Great Yarmouth’s third river crossing project may have been heralded as good news for the city, but a business owner said it made her life a nightmare.
Peter Doidge, who runs a car audio center, explains that since work began two months ago his staff no longer hear phone calls or customers entering, the dust from the site is covering the cars and he has even noticed cracks appearing in its premises.
His company, Peter Doidge Car Audio and Performance Center, on Southtown Road, adjoins the foundations of the Â£ 121million project that will link the A47 at Harfrey Roundabout to the port and business area on the other side of the river.
âYou literally can’t have a simple conversation with clients or clients off the property,â said Mr. Doidge, 65.
âEvery customer who comes asks us how we support them.
“It’s a big pain.
“There must be something made to make it quieter.”
Mr Doidge and his staff were given earmuffs and a mobile door alarm, but he said they were not doing the job.
“It’s pretty hard [wearing ear defenders] because you can’t hear the phone or talk to customers. “
The mobile buzzer, he said, was too large to be carried when working on cars.
For the past two weeks, the stacking machine has moved closer to Mr.

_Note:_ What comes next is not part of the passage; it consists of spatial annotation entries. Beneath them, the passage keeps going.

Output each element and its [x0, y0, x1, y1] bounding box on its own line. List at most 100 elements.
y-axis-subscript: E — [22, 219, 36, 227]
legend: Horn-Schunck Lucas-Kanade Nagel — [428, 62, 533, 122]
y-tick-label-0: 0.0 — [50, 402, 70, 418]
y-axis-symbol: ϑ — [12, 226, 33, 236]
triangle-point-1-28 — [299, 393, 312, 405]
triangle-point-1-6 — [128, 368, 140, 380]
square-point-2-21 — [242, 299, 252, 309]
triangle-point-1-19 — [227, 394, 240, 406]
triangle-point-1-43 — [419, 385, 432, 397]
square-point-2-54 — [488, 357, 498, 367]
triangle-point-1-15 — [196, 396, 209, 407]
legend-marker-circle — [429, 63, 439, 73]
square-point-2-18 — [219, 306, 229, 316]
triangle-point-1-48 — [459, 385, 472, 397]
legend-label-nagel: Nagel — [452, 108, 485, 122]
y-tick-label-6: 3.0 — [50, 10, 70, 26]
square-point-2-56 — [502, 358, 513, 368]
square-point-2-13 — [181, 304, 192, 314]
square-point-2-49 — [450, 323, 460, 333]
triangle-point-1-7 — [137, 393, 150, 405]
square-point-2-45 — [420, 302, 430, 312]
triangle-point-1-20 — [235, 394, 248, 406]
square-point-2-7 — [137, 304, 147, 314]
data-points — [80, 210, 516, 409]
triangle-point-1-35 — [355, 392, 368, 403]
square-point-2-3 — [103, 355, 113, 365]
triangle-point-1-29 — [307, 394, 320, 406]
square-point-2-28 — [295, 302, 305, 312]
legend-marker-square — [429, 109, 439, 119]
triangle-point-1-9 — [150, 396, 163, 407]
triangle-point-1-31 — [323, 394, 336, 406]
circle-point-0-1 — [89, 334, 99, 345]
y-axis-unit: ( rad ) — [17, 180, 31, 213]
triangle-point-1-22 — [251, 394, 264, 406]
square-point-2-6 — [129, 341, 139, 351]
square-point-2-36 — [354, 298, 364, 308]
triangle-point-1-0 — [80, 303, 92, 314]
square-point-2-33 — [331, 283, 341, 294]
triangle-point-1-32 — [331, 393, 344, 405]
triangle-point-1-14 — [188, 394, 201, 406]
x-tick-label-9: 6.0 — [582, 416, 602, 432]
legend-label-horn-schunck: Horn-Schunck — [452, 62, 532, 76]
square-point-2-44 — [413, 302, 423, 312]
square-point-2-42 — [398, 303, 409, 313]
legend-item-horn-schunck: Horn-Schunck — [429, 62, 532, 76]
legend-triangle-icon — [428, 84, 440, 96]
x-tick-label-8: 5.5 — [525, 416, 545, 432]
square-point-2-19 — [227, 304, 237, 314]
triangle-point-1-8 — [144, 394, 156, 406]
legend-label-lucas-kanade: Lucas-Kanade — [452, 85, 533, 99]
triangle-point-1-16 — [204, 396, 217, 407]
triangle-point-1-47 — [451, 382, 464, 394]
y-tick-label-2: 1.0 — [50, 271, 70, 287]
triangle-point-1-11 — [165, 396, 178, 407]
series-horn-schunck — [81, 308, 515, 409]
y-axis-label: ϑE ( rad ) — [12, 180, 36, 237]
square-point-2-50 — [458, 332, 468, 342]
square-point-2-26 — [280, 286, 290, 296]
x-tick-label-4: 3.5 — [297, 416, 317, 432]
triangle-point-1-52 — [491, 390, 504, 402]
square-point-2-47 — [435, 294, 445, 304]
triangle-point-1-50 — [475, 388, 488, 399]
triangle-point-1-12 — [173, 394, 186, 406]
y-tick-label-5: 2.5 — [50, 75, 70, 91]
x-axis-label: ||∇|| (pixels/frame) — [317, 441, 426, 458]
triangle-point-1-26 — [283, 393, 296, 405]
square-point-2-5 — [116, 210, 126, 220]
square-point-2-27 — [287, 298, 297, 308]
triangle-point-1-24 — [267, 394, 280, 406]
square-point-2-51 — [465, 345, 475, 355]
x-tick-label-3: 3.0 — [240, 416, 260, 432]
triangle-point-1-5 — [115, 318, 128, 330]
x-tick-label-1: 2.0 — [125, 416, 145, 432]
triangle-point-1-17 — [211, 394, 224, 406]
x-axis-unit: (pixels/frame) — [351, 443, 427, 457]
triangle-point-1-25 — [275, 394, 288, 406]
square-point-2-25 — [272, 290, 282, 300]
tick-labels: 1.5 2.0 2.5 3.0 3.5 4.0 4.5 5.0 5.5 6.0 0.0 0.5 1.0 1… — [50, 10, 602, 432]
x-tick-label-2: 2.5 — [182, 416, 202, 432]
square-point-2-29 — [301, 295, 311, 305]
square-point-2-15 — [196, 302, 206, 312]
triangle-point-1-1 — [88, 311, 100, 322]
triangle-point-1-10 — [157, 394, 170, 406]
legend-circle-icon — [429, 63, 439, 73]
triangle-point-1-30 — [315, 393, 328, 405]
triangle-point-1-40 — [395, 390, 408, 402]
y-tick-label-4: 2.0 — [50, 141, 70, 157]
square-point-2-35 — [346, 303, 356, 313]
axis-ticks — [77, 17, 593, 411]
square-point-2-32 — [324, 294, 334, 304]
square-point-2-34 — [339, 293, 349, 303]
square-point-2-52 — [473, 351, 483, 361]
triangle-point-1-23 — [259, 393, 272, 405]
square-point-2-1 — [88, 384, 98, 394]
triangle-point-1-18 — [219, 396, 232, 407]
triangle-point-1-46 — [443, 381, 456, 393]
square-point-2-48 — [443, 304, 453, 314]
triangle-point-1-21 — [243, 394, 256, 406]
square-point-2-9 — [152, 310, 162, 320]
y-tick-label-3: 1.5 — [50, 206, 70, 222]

Doidge’s garage.
He said: “When the wind blows we breathe this stuff and our cars look like bags of cement that have been thrown on them.”
Mr. Doidge and his staff even had to wash their customers’ cars because of the dust from the columns.
âIt was so embarrassing,â Mr. Doidge said.
Mr. Doidge also fears that his premises will be affected by the work.
âI have widening cracks in the building which is worrying,â he said.
âThe workers managed to cut the telephone line with a shovel.
âIt affected us for a weekend.
“I don’t know if the vibrations cause the gutters to move and crack.
âI’ve never had a problem before, but now I have three buckets under some parts.
âIt certainly affected the business and the staff.
“If the property is still standing by the time the crossing is over, I think it will be good for business.”
Tony Mulholland, project manager for the BAM Farrans joint venture that is building the bridge on behalf of Norfolk County Council, said: âWe are making fantastic progress on the site and pile work has been underway for several months.
“We always try to minimize disruption and inconvenience to the public as much as possible, but on a project of this magnitude some noise issues are inevitable.
“In the river, pile work is expected to be completed by mid-October ahead of schedule. Some piles associated with highway construction will continue beyond this point, but work in the river is by far the most disruptive.
“I would like to thank the public for their continued patience and anyone with questions about the project team can email [email protected] or call us on 0800 083 8160 at any time.”
The noise complaints were discussed at the borough council’s economic development committee meeting on Monday, where labor adviser Colleen Walker congratulated residents for putting up with the disruption.